Samedi, on commémorera à Samazan le cinquantième anniversaire de la mort de Renaud Jean (1). À partir de 10 heures, dans la salle du troisième âge, sera présentée une exposition comprenant photos, affiches, courriers et textes de celui qui restera, devant l'Histoire, « le premier député communiste élu en France » (en 1920). À 11 heures, l'on se rendra en cortège jusqu'au cimetière, où il repose, pour un hommage devant sa tombe, avec prises de parole (libres) et dépôt de gerbes. Puis l'on retournera à la salle, où chacun pourra signer un livre d'or. La matinée se terminera par un apéritif offert par la mairie.
Cette commémoration a été imaginée par une association, qui s'est constituée voici deux ans, Les Amis de Renaud Jean. À sa tête, André Larralde, un ancien cheminot bordelais venu s'installer à Samazan à la retraite. De Renaud Jean, il en avait certes entendu parler. Mais il a découvert en arrivant ici qu'il était un enfant du village. Il en a discuté autour de lui. A constaté que beaucoup de Samazanais l'avaient connu (et pour cause : Renaud Jean a été maire de Samazan de 1935 jusqu'à sa mort). Et lui vouaient, aujourd'hui encore, et sans considérations de bord politique, un immense respect.
Un hommage en rangs dispersés
Indépendamment de la commémoration de samedi, la municipalité de Samazan organise une autre cérémonie ce soir, à 18 h 15, au cimetière.
Ce qui suscite l'interrogation du président de l'association. Michel le Boustouler, le maire, indique laconiquement qu'il ne veut « pas entrer dans une polémique ». Une « incompatibilité d'humeur » entre les deux hommes semble expliquer la tenue de ces deux hommages distincts… « Renaud Jean doit se retourner dans sa tombe, lui qui ne rêvait que de rassembler les hommes », commente pour sa part André Larralde.
Une carrière nationale
C'est alors en véritable historien qu'André Larralde a commencé à s'intéresser à Renaud Jean. S'adressant aux services des Archives départementales, il a eu la surprise d'y découvrir « un fonds incroyable de courriers, discours, articles… » qu'il a patiemment épluchés. Et qui prennent toute leur dimension quand on les met en perspective avec les grands événements historiques.

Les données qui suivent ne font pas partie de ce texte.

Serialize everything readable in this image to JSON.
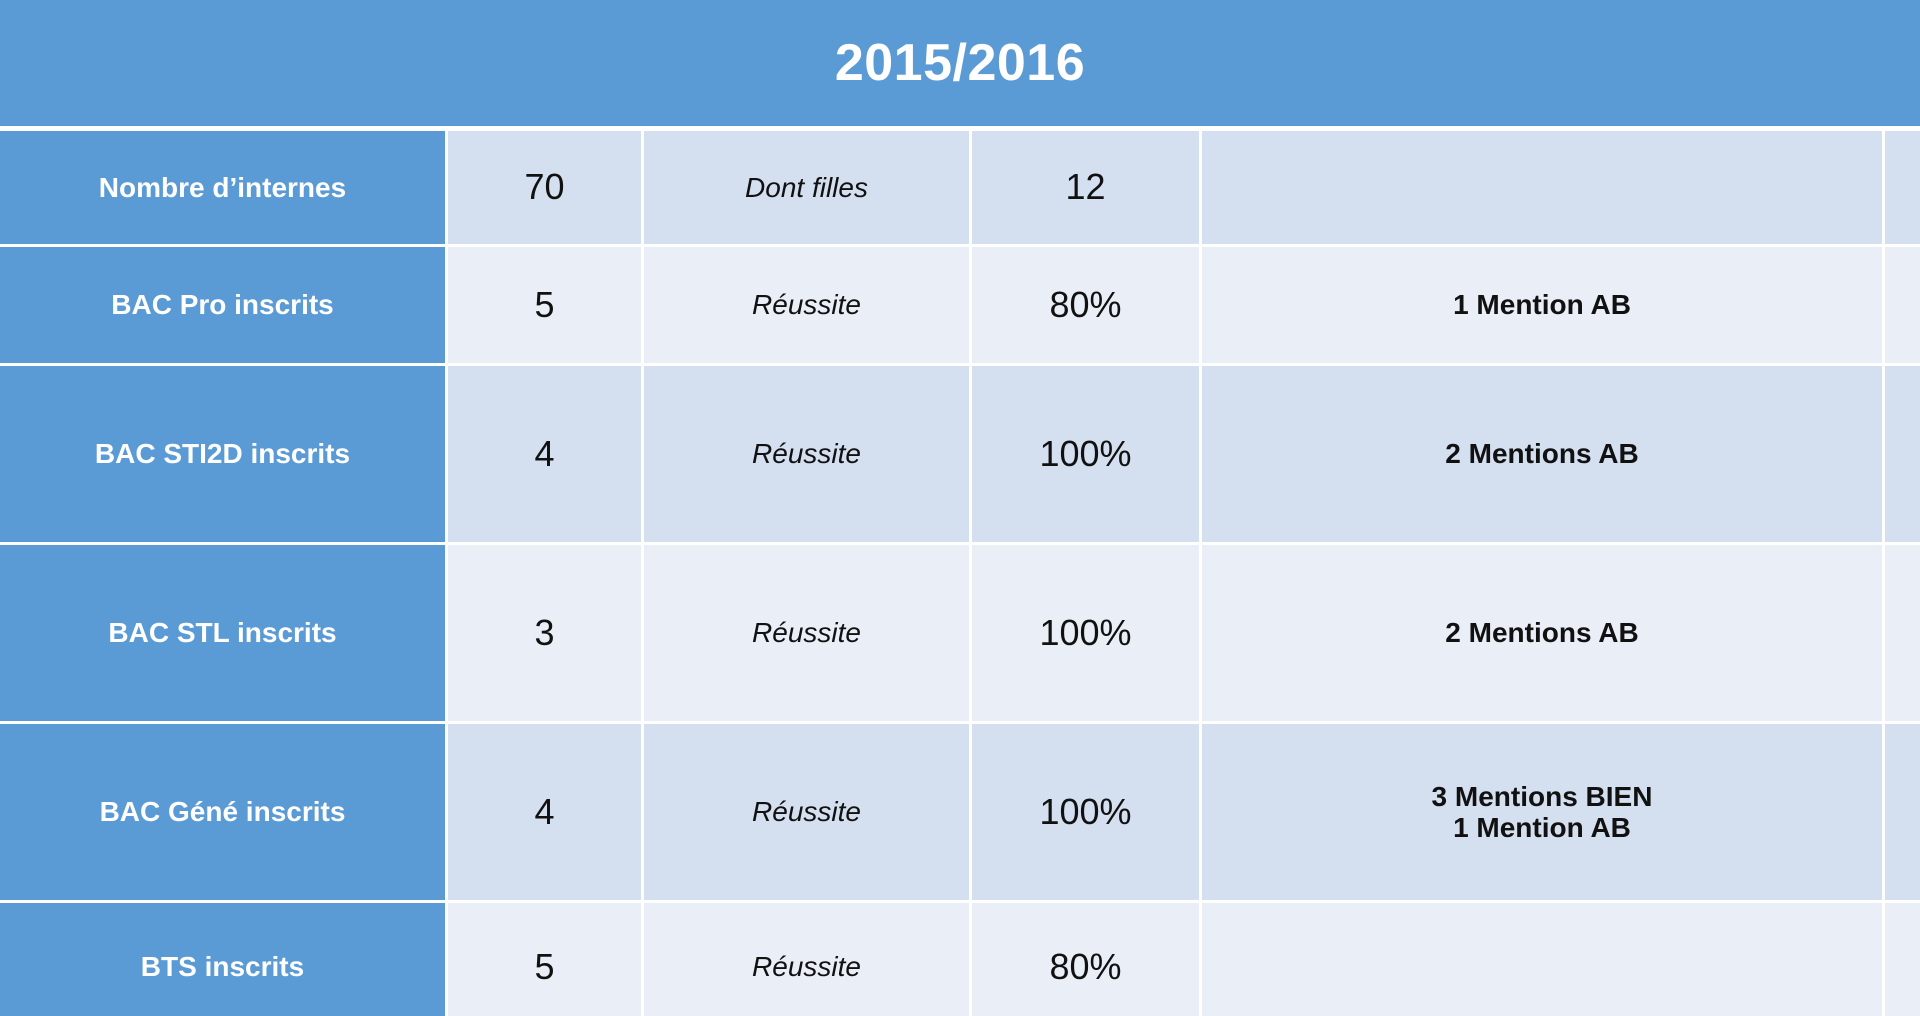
{
  "title": "2015/2016",
  "rows": [
    {
      "label": "Nombre d’internes",
      "count": "70",
      "criteria": "Dont filles",
      "value": "12",
      "mention": ""
    },
    {
      "label": "BAC Pro inscrits",
      "count": "5",
      "criteria": "Réussite",
      "value": "80%",
      "mention": "1 Mention AB"
    },
    {
      "label": "BAC STI2D inscrits",
      "count": "4",
      "criteria": "Réussite",
      "value": "100%",
      "mention": "2 Mentions AB"
    },
    {
      "label": "BAC STL inscrits",
      "count": "3",
      "criteria": "Réussite",
      "value": "100%",
      "mention": "2 Mentions AB"
    },
    {
      "label": "BAC Géné inscrits",
      "count": "4",
      "criteria": "Réussite",
      "value": "100%",
      "mention": "3 Mentions BIEN\n1 Mention AB"
    },
    {
      "label": "BTS inscrits",
      "count": "5",
      "criteria": "Réussite",
      "value": "80%",
      "mention": ""
    }
  ]
}
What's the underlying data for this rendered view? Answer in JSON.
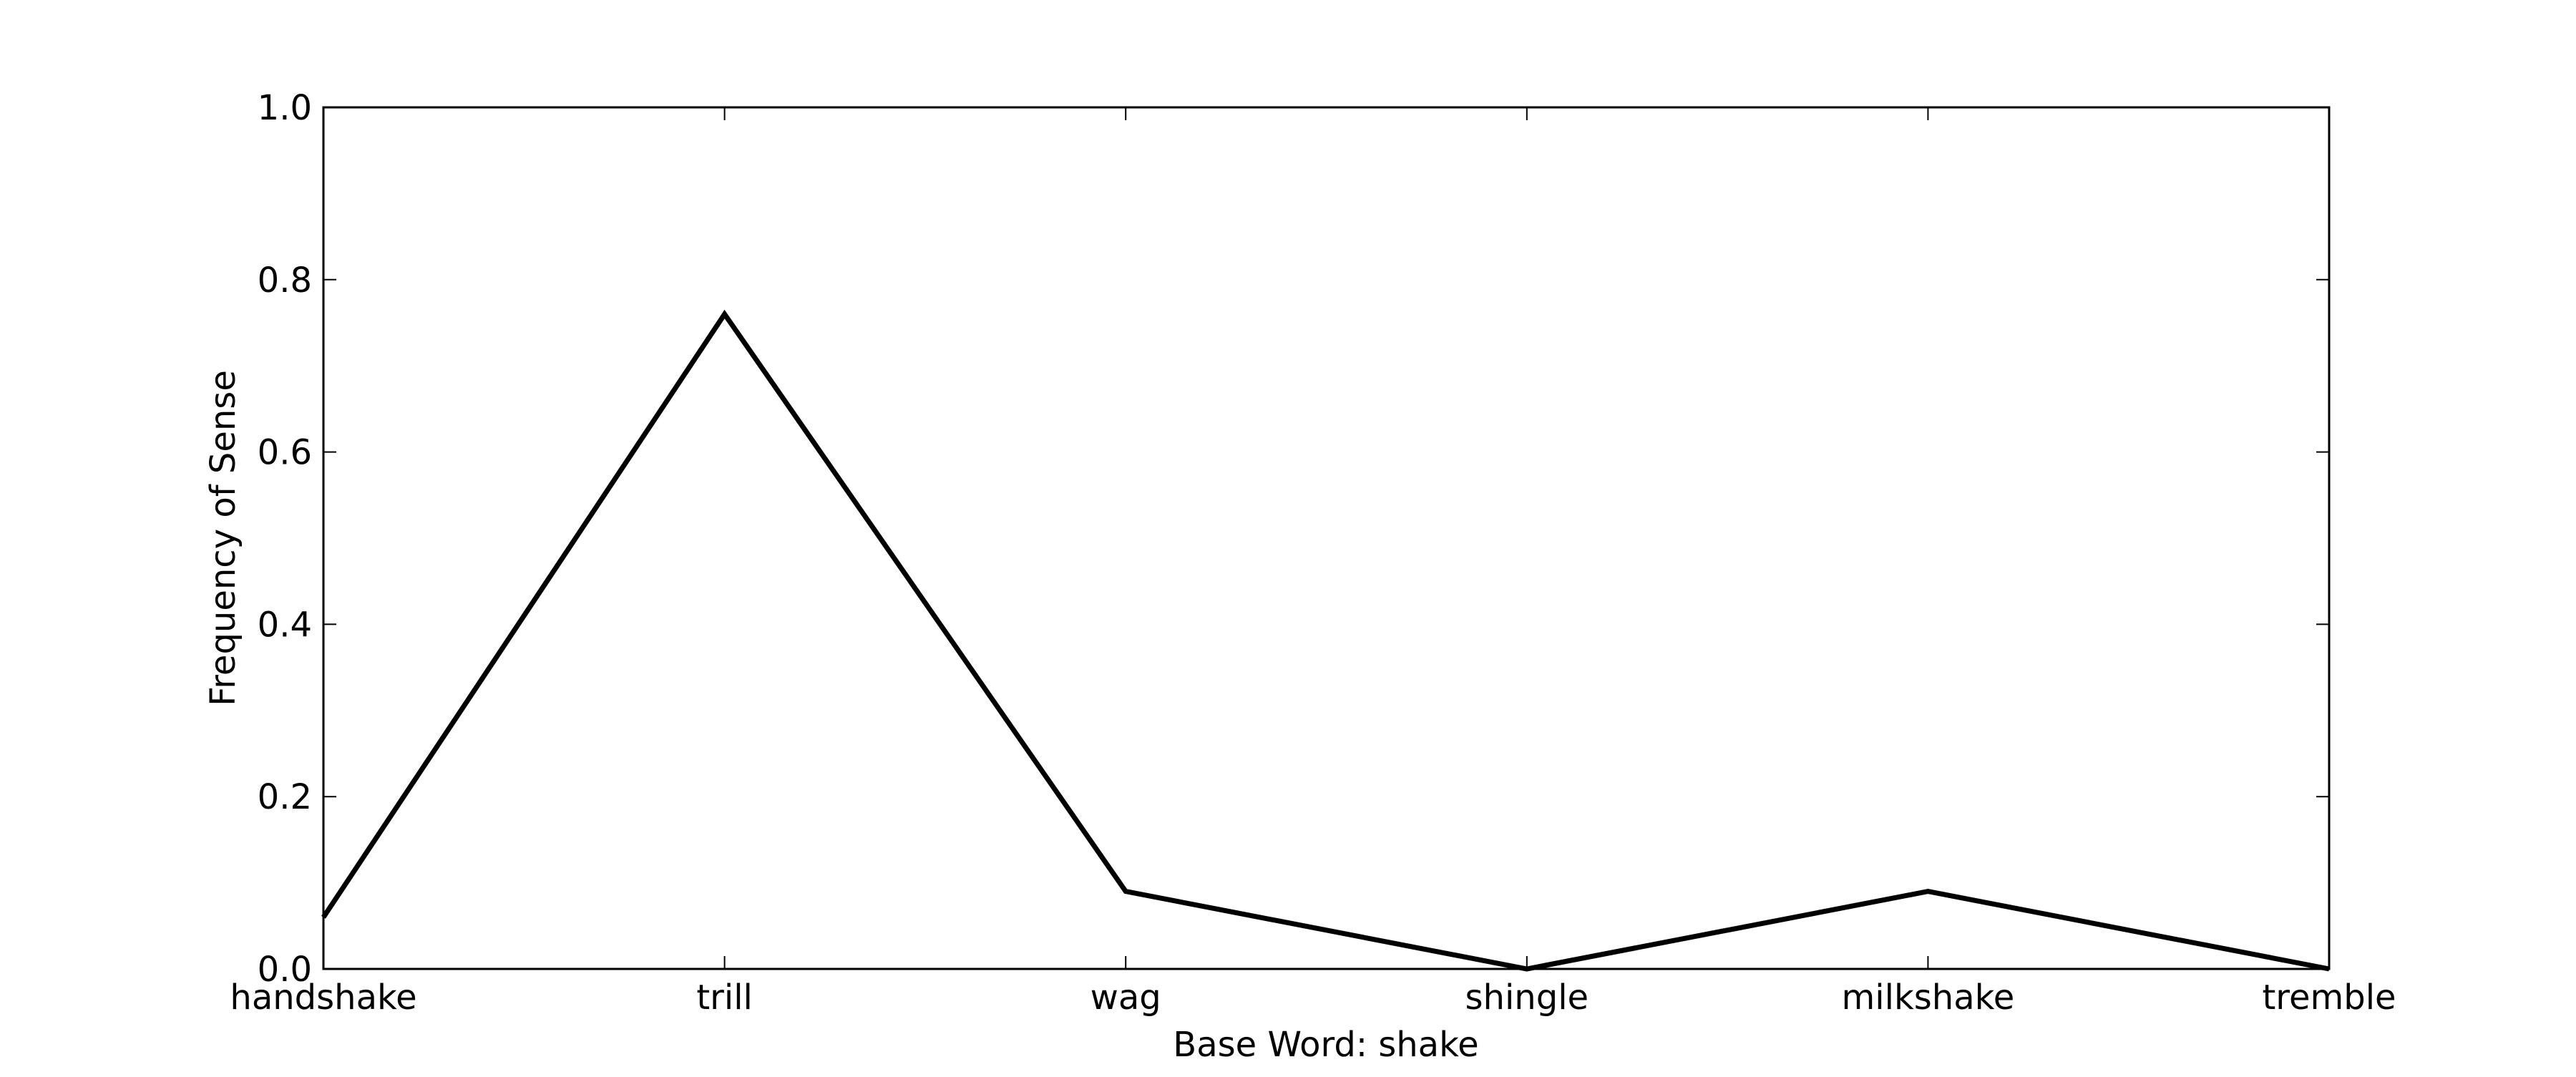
{
  "chart_data": {
    "type": "line",
    "categories": [
      "handshake",
      "trill",
      "wag",
      "shingle",
      "milkshake",
      "tremble"
    ],
    "series": [
      {
        "values": [
          0.06,
          0.76,
          0.09,
          0.0,
          0.09,
          0.0
        ]
      }
    ],
    "xlabel": "Base Word: shake",
    "ylabel": "Frequency of Sense",
    "ylim": [
      0.0,
      1.0
    ],
    "yticks": [
      "0.0",
      "0.2",
      "0.4",
      "0.6",
      "0.8",
      "1.0"
    ],
    "grid": false,
    "line_color": "#000000"
  }
}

Renaud Jean avait une finesse d'analyse politique qui faisait de lui l'interlocuteur des grands de son temps. Qu'il dérangeait souvent par sa liberté de pensée et de parole. Y compris dans son propre parti, où on le qualifiait « d'ingérable », dit André Larralde. Mais où on ne pouvait guère se passer de ses compétences sur la question paysanne. Son affrontement avec Trotski, dans les années 1920, précisément au sujet de la place du monde paysan, reste dans les annales. Tout comme son refus, en 1939, de reconnaître le pacte germano-soviétique : « Renaud Jean n'entrait pas dans le moule et faisait peu de concessions ». Il le paya. En 1936, à 49 ans, il était au sommet de son accomplissement, président de la Commission agricole du gouvernement du Front populaire. Quelques années plus tard, son parti lui interdisait d'exercer tout mandat national… sa carrière, tout du moins nationale, était finie.
Autodidacte
Ce parcours étonnant est bien celui d'un fils de petit paysan de Samazan. « Un fils unique, choyé par sa mère, dit André Larralde, et décrit dans sa jeunesse comme taciturne et solitaire, se mêlant peu aux autres. Il était d'une remarquable intelligence et lisait beaucoup, des livres que lui prêtait un ami de Bouglon, un certain Beaujardin… » Et puis, surtout, il fut traumatisé par la guerre de 14-18, au cours de laquelle il fut mutilé.
« Sur cette photo (voir ci-dessus, en haut à droite, NDLR) où il est convalescent et allongé, voyez son regard, comme halluciné. Il est évident que ce traumatisme a été déterminant. Dans toute sa carrière, il n'a jamais parlé que de deux choses : défendre les petits paysans, et combattre la guerre ».
(1) Il est décédé le 31 mai 1961, à 74 ans.